Lady in the Lake(18)
At noon, Maddie had put away her book and poked around the icebox for something to eat. Her practice for the past few years had been to lunch on things like melba toast and cottage cheese. Yet Ferdie wanted her to put on weight, was forever urging food on her. “Someone needs to take care of you, baby,” he said, clearly having decided that her thinness was a by-product of her caring for others, not a rigidly achieved state. Maddie, who had always followed fashion, couldn’t help noticing that a girl named Twiggy was suddenly everywhere. The new styles favored thin women. Of course, she was too old for such clothes. Or was she? No matter how thin she got, her breasts never seemed to shrink. She thought of how many boys had begged, begged, to progress from OC to OB to UB, how the discovery of her breasts took their breaths away, like they were men seeing land after a long time at sea.
Cylburn Arboretum. It wasn’t that far from where Tessie Fine had last been seen, no more than a mile, a bit of wildness in the heart of the city. If one were to dump a body somewhere—
She’d checked the clock. Maybe she should go help look for Tessie Fine. Not doing something just because her mother had suggested it was sullen, the kind of behavior one would expect from an adolescent. Maddie would call that girl, the one from the jewelry store, and ask her to go along. She didn’t know why she wanted a companion, but it seemed more respectable somehow.
Judith, clearly excited to hear from Maddie, had said her brother would let her leave work given the gravity of the mission. They’d taken buses to the synagogue parking lot, arriving just as the volunteers were about to set out.
“Men only,” said the synagogue president, who had organized the search parties.
“That’s ridiculous,” Maddie said.
“This is no job for women.” He looked at their clothes, as if he could eliminate them on that basis alone, but their shoes were sensible, their coats suitable to combing alleys and vacant lots.
“Then we’ll do our own search,” Maddie said. “It’s not as if we need your permission to walk around Baltimore.”
The arboretum was farther down Northern Parkway than she recalled, the grounds larger and more heavily wooded. The day, which had started with promises of spring, had aged into something raw and punishing. They walked the trails systematically, aware that they needed to leave by five, the closing time during winter. The trails went deep, all the way down to Cylburn Avenue. With their deadline approaching, Maddie said to Judith: “Let’s walk this last one all the way to the fence.”
Later, when she was asked, How did you think to look there? Maddie would be nonplussed. She couldn’t say, I remembered parking there with all the boys I dated, much less, I tried to get my future husband to make love to me there, but he wanted to wait because he thought I was a virgin.

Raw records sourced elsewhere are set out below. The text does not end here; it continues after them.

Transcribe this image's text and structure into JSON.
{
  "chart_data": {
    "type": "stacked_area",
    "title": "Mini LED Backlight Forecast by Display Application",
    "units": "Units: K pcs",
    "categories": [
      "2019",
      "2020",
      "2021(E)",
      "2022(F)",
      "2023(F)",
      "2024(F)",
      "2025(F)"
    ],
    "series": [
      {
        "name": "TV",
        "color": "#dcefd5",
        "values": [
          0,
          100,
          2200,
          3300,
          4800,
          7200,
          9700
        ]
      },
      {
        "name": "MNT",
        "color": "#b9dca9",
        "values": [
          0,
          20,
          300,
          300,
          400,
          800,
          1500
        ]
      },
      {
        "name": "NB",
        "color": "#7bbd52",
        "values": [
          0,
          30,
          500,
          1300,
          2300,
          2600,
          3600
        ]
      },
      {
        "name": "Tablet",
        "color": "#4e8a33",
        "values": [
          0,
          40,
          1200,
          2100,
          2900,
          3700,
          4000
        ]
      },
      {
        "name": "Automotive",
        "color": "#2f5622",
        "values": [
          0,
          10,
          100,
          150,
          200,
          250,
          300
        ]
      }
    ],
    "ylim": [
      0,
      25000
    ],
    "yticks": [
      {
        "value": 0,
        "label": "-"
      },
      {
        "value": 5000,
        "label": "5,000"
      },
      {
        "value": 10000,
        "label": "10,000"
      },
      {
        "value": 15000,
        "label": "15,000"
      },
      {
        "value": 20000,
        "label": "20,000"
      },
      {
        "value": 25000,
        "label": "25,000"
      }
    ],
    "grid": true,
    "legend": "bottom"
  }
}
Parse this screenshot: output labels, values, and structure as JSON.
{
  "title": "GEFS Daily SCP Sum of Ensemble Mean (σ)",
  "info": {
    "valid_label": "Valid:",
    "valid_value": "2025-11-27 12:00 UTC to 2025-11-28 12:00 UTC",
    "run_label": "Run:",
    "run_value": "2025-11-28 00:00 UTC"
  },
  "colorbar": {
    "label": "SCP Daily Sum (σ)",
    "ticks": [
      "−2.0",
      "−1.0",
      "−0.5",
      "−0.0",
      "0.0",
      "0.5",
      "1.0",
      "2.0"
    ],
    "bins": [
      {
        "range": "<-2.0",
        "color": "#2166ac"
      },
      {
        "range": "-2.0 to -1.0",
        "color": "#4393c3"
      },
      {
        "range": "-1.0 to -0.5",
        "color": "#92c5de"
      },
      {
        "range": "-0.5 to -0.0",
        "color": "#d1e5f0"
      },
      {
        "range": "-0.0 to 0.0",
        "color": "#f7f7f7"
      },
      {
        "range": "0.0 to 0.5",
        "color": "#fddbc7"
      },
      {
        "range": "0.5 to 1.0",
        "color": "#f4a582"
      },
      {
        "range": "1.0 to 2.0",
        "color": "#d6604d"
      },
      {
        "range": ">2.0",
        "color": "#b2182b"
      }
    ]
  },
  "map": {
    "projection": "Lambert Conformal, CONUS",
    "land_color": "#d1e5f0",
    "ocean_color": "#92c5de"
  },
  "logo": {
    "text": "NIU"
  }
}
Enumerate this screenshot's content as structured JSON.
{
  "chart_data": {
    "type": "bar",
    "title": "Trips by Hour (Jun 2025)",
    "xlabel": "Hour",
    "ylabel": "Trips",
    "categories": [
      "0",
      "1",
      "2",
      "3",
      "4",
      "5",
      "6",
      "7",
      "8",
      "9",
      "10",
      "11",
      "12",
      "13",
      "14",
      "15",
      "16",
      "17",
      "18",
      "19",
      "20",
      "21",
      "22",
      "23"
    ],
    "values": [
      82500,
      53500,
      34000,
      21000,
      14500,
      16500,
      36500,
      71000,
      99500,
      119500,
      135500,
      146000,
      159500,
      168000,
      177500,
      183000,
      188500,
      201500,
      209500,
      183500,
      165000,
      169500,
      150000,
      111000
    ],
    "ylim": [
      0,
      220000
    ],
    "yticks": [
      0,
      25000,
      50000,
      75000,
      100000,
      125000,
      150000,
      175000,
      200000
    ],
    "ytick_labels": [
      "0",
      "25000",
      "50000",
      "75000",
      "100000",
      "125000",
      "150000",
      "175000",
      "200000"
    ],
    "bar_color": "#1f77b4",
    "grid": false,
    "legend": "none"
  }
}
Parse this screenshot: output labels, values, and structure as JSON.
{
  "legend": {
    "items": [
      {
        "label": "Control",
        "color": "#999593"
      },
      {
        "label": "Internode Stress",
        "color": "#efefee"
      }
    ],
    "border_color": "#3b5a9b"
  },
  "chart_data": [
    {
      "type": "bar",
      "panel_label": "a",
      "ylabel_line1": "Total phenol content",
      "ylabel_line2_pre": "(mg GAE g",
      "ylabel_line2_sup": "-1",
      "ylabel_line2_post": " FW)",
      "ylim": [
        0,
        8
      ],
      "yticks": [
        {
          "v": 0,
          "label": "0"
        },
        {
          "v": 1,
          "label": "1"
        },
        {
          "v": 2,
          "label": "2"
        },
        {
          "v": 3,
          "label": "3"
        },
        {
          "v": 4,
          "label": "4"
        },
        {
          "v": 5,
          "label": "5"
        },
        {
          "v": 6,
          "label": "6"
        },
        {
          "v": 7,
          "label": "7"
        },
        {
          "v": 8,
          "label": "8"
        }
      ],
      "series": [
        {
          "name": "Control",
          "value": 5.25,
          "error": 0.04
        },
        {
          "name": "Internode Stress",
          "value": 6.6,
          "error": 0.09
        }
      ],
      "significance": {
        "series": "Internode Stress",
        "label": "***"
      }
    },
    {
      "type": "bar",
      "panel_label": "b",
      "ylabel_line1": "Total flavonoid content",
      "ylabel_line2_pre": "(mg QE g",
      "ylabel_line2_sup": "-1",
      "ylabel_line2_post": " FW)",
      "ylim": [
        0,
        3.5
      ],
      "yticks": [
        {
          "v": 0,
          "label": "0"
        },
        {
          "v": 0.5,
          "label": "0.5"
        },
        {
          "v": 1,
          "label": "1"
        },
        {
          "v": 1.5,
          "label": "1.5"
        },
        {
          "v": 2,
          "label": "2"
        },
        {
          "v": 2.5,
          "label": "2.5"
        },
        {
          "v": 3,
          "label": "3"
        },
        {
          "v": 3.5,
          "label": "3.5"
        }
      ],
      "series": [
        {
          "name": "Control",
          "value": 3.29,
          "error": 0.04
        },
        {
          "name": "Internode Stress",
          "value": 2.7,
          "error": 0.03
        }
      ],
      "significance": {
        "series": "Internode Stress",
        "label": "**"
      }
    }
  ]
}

So she would say: Just a hunch.
On that hunch, they walked down the final trail, to the fence line along the avenue. The land dipped here, creating a gully. The fence was broken, torn open, but you couldn’t see the bottom of the gully from the street, you had to be on the hill, above it, to see what Maddie saw.
She caught a glimpse of something shiny, too shiny, in the gray-green wintry underbrush. It was a bright silver crescent on the heel of a shoe. The shoe was attached to a leg, the leg to the body, the body to a head, a face. A face that was too composed, too still. No child’s face was ever this still.
With her loden-green coat and brown tights, Tessie Fine had almost disappeared into the landscape. But her red tresses flamed like out-of-season wildflowers, and her shoes shined on, catching the last rays of light.
The Patrolman
The Patrolman
When the call comes in, my first thought is, Thank God, I don’t have to go to Burger Chef. Every night, my partner, Paul, and I argue about dinner and he won tonight. I prefer Gino’s. Maybe that sounds callous, thinking about dinner when a call comes in about a body, maybe the body that everyone’s looking for, but you have to understand I’m thinking it’s going to be a big fat nothing. In fact, somehow I get it in my head that they are teenagers, a boy and a girl, doing something they weren’t supposed to be doing. They looked at the clock, realized they were supposed to be home for supper, had no shot, so they had to have a reason.
At any rate, we’re on Northern Parkway, headed west, the closest patrol to the arboretum, so we take the call. Usually, the place would be closed by now, but the staff stayed and kept the gates open.
The first thing I notice is that the couple aren’t boy-girl and they aren’t teenagers. It’s two women, one in her twenties and one in her thirties, clearly not related. And although the older one has at least ten years on me, she’s the looker of the two. The younger one is presentable, don’t get me wrong, with shiny hair and a nice face. But the older one has dark hair and light eyes and a tiny waist—she’s wearing a trench coat, belted tight—and it’s hard not to think, Wow. I’m married and I don’t whore around like some of my colleagues, but I’m not blind.
Still, I don’t believe they’ve found the girl, especially when they lead us out and around the arboretum, down to Cylburn Avenue. It’s not a busy street, but it gets enough traffic so that someone, somehow, would have spotted a body over the past two days. We leave the patrol car in the parking lot and walk, two by two, like the worst double date ever. I’m next to the dark-haired one, who’s leading the way.